Foote-Forsythe said Tiger is the guard dog for a construction company that abuts her property in Hannon.
“He lives strictly outside, 24/7,” she said. “He has a plywood house and he’s absolutely frozen.”
Upon looking at pictures of the breed, Dr. Hall said despite the dog’s large size, it has a short coat.
“I don’t think this breed should be left out,” he said.
Foote-Forsythe said she’s called the local SPCA, Hamilton Police and the city’s animal control several times leading up to Tuesday’s cold snap, but hasn’t got much of a response yet.
The Hamilton-Burlington SPCA confirmed there is an investigator working on this case, however that investigator was not in the office at the time of CBC’s call.

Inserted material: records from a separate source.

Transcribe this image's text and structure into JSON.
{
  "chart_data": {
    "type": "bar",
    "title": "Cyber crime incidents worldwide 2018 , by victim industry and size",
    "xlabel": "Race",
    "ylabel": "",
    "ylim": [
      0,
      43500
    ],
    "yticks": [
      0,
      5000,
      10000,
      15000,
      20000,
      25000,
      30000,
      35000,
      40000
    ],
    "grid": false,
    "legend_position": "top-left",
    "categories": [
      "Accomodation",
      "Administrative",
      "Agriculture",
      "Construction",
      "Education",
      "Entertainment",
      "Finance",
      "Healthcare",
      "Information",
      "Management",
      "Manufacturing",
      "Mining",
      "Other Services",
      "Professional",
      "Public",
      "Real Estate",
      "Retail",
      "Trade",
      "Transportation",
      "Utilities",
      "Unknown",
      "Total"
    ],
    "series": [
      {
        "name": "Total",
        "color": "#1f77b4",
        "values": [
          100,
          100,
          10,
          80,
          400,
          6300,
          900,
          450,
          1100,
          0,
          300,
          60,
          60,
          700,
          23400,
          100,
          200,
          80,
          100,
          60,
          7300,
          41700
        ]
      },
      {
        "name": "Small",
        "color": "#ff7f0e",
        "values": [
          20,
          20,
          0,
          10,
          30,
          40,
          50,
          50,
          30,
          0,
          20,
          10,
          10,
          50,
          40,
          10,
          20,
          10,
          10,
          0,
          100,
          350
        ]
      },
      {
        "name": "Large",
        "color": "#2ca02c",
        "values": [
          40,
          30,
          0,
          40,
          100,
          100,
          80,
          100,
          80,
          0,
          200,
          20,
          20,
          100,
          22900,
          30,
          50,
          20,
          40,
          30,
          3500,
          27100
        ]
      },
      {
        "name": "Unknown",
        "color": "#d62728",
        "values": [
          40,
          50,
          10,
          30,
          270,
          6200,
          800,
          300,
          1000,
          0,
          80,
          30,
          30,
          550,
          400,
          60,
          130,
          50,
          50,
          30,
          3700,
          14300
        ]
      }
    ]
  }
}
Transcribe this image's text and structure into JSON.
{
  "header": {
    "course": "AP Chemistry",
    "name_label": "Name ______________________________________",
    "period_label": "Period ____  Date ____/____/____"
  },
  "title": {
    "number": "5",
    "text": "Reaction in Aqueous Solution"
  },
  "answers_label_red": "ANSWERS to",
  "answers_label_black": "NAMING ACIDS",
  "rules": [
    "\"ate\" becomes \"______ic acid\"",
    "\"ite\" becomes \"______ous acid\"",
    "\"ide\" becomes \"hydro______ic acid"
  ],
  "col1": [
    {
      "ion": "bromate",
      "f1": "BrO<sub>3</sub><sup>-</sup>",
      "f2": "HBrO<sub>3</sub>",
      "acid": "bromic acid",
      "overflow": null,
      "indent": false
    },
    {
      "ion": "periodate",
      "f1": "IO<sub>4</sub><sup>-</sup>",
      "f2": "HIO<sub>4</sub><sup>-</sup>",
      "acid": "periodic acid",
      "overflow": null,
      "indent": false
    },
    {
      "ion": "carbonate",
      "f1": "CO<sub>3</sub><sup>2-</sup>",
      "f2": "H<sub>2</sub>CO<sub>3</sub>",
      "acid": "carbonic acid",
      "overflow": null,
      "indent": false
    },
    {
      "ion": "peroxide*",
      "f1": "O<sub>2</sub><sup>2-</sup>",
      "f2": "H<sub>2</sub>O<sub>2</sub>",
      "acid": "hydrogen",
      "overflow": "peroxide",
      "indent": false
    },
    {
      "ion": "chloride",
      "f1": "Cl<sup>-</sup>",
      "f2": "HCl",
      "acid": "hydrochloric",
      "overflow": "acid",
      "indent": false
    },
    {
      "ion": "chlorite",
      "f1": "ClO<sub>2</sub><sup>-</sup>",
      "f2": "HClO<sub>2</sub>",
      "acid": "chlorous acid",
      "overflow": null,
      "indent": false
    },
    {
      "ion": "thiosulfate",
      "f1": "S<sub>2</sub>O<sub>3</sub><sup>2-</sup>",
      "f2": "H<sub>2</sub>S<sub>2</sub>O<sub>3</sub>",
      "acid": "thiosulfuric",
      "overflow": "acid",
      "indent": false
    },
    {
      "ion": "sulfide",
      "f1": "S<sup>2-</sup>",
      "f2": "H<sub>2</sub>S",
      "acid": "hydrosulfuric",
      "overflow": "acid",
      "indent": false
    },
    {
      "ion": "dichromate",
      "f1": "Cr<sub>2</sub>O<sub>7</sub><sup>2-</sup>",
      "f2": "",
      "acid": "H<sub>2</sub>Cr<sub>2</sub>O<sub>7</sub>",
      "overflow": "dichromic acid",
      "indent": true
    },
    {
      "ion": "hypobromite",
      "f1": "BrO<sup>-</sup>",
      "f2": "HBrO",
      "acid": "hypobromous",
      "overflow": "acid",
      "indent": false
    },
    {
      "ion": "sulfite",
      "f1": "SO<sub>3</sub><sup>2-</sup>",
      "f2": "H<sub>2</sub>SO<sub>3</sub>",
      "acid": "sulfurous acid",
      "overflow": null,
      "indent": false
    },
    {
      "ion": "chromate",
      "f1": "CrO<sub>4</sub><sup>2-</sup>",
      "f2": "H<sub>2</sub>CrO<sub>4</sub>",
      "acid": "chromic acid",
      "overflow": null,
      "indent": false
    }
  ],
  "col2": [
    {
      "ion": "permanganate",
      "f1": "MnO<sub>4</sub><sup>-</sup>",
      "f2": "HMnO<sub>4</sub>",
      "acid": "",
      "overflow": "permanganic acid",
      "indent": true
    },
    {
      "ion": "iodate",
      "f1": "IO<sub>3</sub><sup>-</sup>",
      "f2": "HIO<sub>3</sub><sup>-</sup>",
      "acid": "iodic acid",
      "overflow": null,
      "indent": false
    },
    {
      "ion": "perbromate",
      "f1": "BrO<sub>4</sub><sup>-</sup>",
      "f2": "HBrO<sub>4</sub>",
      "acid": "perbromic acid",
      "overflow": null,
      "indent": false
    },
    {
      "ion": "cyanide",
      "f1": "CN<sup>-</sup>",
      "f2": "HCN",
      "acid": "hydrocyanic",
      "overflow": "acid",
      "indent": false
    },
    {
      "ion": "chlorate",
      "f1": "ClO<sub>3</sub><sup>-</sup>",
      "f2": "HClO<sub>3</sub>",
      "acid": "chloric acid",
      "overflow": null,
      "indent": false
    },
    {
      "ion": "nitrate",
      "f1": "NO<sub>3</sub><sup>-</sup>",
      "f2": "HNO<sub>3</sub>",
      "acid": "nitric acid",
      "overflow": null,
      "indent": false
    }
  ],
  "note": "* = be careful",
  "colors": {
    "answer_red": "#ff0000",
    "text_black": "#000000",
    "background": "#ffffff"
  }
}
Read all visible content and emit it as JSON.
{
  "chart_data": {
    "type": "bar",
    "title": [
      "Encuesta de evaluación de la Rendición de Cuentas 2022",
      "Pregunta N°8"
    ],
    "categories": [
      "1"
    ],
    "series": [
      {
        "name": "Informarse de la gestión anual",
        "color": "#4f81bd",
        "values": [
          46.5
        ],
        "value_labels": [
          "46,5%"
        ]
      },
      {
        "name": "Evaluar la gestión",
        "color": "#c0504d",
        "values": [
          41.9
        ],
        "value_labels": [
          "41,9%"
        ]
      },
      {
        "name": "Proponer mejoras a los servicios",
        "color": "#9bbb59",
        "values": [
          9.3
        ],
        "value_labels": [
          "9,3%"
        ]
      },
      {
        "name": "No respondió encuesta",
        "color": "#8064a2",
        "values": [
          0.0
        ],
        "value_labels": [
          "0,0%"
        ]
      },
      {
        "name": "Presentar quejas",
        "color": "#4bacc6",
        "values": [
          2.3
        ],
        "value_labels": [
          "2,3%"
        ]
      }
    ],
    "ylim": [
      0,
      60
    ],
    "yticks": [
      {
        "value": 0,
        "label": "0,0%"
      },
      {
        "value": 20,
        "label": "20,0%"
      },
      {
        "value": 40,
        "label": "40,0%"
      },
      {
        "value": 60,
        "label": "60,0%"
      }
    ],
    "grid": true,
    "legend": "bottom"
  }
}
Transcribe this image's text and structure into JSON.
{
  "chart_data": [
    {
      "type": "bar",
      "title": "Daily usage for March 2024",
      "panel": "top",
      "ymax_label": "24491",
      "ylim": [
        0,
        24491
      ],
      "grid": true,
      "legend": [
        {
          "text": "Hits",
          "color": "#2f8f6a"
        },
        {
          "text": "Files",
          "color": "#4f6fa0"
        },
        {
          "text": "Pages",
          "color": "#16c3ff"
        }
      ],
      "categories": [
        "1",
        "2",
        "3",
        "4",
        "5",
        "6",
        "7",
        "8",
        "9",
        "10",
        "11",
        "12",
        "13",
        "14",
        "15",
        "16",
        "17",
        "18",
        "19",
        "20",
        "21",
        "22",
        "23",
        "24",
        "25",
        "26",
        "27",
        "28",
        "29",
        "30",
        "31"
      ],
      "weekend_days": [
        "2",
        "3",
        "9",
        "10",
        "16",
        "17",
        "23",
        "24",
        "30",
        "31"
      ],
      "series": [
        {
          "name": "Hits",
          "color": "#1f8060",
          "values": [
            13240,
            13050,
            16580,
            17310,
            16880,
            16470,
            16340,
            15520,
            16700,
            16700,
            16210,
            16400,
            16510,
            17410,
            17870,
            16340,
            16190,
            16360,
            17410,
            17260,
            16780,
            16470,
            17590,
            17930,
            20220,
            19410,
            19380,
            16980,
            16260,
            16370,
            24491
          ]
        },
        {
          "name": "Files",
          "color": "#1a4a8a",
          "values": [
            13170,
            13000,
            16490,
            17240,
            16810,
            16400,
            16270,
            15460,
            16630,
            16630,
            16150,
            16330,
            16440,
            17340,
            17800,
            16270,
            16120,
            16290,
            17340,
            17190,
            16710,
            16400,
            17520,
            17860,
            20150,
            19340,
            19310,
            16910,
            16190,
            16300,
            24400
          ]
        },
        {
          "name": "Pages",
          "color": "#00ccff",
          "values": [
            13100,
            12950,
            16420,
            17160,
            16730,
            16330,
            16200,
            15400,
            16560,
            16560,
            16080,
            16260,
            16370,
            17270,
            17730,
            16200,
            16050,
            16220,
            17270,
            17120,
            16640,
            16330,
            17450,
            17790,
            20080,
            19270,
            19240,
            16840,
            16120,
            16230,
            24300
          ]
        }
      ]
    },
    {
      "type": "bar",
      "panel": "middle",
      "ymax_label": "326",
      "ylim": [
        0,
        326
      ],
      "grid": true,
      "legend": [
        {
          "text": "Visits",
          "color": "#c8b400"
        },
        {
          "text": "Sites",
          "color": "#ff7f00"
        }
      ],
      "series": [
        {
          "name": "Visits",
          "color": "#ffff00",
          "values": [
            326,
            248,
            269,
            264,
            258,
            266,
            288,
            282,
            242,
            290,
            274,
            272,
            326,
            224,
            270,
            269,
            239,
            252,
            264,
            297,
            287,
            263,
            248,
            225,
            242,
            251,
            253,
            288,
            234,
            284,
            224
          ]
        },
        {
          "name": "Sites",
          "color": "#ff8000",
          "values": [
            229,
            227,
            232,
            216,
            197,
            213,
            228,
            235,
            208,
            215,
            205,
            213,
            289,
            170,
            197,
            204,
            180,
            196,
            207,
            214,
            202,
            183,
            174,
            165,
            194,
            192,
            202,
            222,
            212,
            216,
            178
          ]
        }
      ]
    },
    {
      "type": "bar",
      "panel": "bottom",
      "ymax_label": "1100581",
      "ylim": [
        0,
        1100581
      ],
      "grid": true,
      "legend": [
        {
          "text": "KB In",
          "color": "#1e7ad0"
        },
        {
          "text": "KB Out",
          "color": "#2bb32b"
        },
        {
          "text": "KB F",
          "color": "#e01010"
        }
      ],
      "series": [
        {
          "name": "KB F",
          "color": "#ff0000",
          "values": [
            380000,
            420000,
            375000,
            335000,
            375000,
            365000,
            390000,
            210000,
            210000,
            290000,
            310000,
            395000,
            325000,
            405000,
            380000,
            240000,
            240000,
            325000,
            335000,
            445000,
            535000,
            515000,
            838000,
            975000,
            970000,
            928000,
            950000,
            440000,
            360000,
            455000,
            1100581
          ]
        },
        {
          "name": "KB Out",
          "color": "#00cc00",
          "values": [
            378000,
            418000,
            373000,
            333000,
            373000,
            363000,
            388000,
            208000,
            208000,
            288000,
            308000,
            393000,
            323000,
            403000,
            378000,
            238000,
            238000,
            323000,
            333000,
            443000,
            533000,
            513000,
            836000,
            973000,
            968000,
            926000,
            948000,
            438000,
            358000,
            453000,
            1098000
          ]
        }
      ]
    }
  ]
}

On Monday night, Foote-Forsythe visited Tiger and found him shivering, with snow inside his roughly 3 by 2.5 foot dog house, and no food or water, she said. She left him blankets to keep warm overnight.
She returned around 8:30 a.m. Tuesday, and found him “shivering uncontrollably.” His water was frozen solid.
“He didn’t even want to come out,” she said. “He came to me and stuck to me like glue. So I bundled him up [in a warm blanket].”
Foote-Forsythe said Tiger has lived on the property for about two years, since he was about 8 weeks old.
“I’ll go [visit him] and he’ll be skin and bones... in a bad condition,” she said, adding he spends his days chained up.
Her attempts to speak to Tiger’s owner have been futile, she said. She either gets no response or something along the lines of “stay off my property.”
“I know I’m not supposed to trespass but I can’t leave him...not with my conscience,” she said.
According to the SPCA, provincial law states that dogs are allowed to live outdoors 24 hours a day, seven days a week.
“They need to have shelter that is appropriate and adequate for the breed type,” Mombourquepte said. “Body mass, coats are all different... it’s all dependent on the individual breed.”
For all breeds, the shelter must be dry and the right size for the dog to conserve body heat, she said. A big shed, for example, is not adequate because it would likely be far too large for any body heat to bounce back to the dog.
“A good dog house is big enough for the dog to stretch and lie down comfortably,” Mombourquepte said, “and has [insulation].”
Again, an appropriate size is dependent on the breed, she said. The dog also should have “adequate and appropriate food and water.”
“That means the dog is getting fed to maintain an adequate body weight for that dog and water to keep up proper hydration,” she said.
In severe cold or very warm temperatures, the dog might need more water than normal to keep hydrated, she said.
CBC Hamilton was not able to contact the owner of the company through his office and cell phone.